Volume 17, Number 1—January 2011
Books and Media
Cholera: The Biography
Oxford University Press, Oxford, UK, 2009
Pages: 344; Price: US $24.95
Cholera: The Biography, by Christopher Hamlin, joins Obesity, Asthma, Hysteria, Diabetes, Thalassaemia, and Down’s Syndrome as part of the Oxford University Press series Biographies of Diseases. As great a read as Tuberculosis (Biographies of Disease) (1), Hamlin’s book does an excellent job of treating a complex subject with scientific rigor while also being completely accessible to a lay audience. It includes a glossary of terms and suggestions for further reading. In short, I would highly recommend this book to anyone interested in learning more about the origins and history of a “disease” about which the more we know the less certain we become.
The word disease appears in quotation marks above because, as the book makes eminently clear, the concept and case definition of cholera are defined differently in different contexts. As is stated in Chapter 6, Cholera’s Last Laugh:
[Cholera] may not be (or may not always have been) a South Asian export; is caused by a group of genetically unstable organisms, whose main ecological niche is warm seas not the human intestine; is, as a clinical matter, indistinct from other severe diarrheas (including the old cholera nostras) and is often defined in clinical rather than bacteriological terms; is subject to seasonal and environmental factors, not merely to the presence of infected persons; is not exclusively, or often even predominantly, water-borne, and may not always be a fecal-oral disease; [and] is as much a political problem as ever.
Hamlin makes a clearly articulated argument that politics plays a large part in how the lay public and public health professionals perceive and respond to cholera. As this biography elucidates, cholera has historically not only driven individual destiny (Mary Lennox would never have left India for Mistlethwaite Manor had not her parents, her ayah, and most of the servants died of cholera in the first pages of Frances Hodgson Burnett’s book The Secret Garden), but it has also defined and reflected prevailing attitudes about the politics, economy, race relations, and social hierarchies of entire nations to an extent not matched until the advent of AIDS. In Chapter 3, Citizen Cholera, the reasons given for the Italian prime minister’s absolute denial of the 1911 cholera epidemic bear a chilling resemblance to the motivations behind South Africa’s President Mbeki’s 20th century denial of the AIDS epidemic.

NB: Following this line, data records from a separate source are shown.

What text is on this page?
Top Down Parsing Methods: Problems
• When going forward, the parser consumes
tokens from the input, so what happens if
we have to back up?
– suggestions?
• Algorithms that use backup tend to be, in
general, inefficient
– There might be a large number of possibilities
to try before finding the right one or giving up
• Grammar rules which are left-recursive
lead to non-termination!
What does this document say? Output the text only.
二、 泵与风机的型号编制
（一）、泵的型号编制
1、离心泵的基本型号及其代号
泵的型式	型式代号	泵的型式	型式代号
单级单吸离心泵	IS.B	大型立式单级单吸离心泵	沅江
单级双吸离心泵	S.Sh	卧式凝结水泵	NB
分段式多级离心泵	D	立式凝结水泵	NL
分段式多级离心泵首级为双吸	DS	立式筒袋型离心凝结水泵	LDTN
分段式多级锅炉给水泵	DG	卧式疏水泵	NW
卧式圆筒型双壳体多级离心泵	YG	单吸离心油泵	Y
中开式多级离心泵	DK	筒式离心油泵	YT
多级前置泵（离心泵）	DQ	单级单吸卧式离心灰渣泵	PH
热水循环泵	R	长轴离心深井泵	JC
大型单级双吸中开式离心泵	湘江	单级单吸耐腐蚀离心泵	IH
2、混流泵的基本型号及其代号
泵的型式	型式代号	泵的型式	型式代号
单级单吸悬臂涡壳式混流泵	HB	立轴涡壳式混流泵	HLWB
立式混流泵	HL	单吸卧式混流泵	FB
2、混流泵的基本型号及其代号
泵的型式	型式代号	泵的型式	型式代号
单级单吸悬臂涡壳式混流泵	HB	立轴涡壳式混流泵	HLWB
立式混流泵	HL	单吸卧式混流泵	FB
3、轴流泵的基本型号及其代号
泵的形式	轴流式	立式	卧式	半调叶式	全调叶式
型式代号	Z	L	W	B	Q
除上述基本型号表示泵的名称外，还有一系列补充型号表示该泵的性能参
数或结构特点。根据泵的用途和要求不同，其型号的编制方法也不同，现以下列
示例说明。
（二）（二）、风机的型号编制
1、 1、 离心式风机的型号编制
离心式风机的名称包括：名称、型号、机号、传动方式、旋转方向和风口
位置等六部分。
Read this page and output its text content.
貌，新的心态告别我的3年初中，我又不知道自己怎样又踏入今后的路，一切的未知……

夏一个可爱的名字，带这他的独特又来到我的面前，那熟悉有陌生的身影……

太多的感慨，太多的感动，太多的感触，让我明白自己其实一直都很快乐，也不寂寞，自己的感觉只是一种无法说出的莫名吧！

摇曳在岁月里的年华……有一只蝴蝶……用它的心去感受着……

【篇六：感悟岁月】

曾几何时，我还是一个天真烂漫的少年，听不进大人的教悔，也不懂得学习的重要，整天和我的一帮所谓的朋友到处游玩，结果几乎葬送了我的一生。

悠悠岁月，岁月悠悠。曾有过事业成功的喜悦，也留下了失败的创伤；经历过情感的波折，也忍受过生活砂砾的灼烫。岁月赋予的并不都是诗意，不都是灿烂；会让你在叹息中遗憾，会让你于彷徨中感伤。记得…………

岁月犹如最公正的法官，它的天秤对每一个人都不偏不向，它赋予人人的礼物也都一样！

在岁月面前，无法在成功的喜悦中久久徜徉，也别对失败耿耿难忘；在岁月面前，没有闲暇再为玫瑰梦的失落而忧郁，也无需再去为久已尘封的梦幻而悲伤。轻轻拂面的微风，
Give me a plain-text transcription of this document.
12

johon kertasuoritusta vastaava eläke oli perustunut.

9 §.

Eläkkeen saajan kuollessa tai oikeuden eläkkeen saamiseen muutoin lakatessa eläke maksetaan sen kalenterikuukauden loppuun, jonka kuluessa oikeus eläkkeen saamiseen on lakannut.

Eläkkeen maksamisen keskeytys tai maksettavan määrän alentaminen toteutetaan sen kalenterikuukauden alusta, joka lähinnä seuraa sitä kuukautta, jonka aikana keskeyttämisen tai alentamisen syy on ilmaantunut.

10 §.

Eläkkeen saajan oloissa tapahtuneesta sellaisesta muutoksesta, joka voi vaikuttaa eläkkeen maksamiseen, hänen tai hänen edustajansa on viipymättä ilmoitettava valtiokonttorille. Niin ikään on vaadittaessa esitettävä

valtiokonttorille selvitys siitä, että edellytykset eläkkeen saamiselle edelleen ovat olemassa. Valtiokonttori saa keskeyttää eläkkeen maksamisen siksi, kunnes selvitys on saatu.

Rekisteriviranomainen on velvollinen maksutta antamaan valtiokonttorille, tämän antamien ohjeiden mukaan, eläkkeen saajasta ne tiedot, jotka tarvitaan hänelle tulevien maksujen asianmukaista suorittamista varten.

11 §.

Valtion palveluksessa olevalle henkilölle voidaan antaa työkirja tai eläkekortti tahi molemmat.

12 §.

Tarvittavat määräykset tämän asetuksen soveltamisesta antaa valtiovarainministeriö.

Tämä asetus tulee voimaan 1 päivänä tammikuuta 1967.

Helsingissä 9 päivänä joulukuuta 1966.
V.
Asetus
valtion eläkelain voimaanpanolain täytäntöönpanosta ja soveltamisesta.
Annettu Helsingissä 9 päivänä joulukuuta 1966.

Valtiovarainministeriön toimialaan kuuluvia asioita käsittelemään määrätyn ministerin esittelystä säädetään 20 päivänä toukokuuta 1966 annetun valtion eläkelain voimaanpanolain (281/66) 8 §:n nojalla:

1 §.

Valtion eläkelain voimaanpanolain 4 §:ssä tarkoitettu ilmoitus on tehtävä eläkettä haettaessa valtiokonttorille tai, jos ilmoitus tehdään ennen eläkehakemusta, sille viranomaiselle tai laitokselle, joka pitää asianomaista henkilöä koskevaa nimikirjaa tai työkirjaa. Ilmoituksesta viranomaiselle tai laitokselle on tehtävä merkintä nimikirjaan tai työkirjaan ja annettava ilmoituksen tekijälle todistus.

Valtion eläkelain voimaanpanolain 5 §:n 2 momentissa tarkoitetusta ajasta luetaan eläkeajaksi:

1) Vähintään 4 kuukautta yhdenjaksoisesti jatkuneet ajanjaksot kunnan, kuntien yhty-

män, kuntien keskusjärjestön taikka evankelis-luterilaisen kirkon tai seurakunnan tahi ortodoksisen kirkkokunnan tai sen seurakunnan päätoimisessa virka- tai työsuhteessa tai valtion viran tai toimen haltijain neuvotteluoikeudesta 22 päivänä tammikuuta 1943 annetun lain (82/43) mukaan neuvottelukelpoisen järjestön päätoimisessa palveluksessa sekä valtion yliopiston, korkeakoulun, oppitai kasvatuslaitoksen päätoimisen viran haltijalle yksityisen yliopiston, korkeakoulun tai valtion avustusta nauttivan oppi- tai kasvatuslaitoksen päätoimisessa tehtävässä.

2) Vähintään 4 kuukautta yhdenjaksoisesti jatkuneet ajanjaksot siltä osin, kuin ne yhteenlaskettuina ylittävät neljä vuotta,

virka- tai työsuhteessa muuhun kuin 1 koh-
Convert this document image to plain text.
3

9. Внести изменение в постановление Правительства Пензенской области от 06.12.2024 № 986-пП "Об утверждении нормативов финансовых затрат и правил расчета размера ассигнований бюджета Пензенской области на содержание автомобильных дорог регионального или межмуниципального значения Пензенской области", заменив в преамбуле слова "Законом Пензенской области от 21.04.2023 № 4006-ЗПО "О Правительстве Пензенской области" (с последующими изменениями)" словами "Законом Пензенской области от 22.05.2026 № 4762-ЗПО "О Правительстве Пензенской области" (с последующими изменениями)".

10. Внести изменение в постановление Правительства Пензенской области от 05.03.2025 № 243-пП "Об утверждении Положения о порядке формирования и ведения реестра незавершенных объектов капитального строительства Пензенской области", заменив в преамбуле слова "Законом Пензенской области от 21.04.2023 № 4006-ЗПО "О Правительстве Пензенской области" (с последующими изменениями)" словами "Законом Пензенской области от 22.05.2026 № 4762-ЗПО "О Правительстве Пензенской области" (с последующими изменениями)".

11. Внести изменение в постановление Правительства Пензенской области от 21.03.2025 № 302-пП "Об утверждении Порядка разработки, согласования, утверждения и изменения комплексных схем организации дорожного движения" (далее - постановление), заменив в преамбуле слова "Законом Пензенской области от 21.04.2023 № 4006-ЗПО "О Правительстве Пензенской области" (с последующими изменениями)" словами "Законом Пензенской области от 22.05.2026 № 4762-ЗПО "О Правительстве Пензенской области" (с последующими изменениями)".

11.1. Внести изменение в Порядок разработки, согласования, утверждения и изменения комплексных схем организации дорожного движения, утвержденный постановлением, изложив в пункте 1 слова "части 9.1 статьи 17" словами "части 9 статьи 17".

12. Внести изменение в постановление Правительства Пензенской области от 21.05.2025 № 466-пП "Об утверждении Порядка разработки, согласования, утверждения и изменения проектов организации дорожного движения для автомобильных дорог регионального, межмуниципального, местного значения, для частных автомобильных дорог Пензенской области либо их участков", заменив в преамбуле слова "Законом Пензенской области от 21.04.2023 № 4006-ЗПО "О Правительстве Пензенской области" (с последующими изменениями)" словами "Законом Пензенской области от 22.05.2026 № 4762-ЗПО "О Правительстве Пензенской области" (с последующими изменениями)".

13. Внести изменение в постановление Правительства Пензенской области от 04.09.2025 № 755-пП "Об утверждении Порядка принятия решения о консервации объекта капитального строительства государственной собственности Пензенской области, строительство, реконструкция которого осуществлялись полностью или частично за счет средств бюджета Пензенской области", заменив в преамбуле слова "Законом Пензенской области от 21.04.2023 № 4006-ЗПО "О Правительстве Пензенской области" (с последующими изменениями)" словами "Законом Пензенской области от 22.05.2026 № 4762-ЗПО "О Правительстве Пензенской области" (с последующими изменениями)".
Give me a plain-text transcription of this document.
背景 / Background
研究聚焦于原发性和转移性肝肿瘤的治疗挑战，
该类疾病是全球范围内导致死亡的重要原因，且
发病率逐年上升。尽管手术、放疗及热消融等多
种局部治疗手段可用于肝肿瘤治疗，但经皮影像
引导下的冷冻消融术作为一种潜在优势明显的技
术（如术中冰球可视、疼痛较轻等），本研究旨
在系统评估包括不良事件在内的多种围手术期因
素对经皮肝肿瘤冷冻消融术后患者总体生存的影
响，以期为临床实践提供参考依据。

The book ends on a cautionary note, stating that even in the face of modern public health interventions, climate change could trigger ever larger outbreaks as rising, warming seas expand the niche of Vibrio cholera. However, Hamlin’s final statement sums up both the central conundrum of cholera and the central satisfaction of cholera’s treatment in this book: “Cholera will not disappear nor cease to mean. A great challenge will be to respond to the meanings it is given.”
- Tuberculosis AR. biographies of disease [book review]. Emerg Infect Dis. 2010;9:1505–6.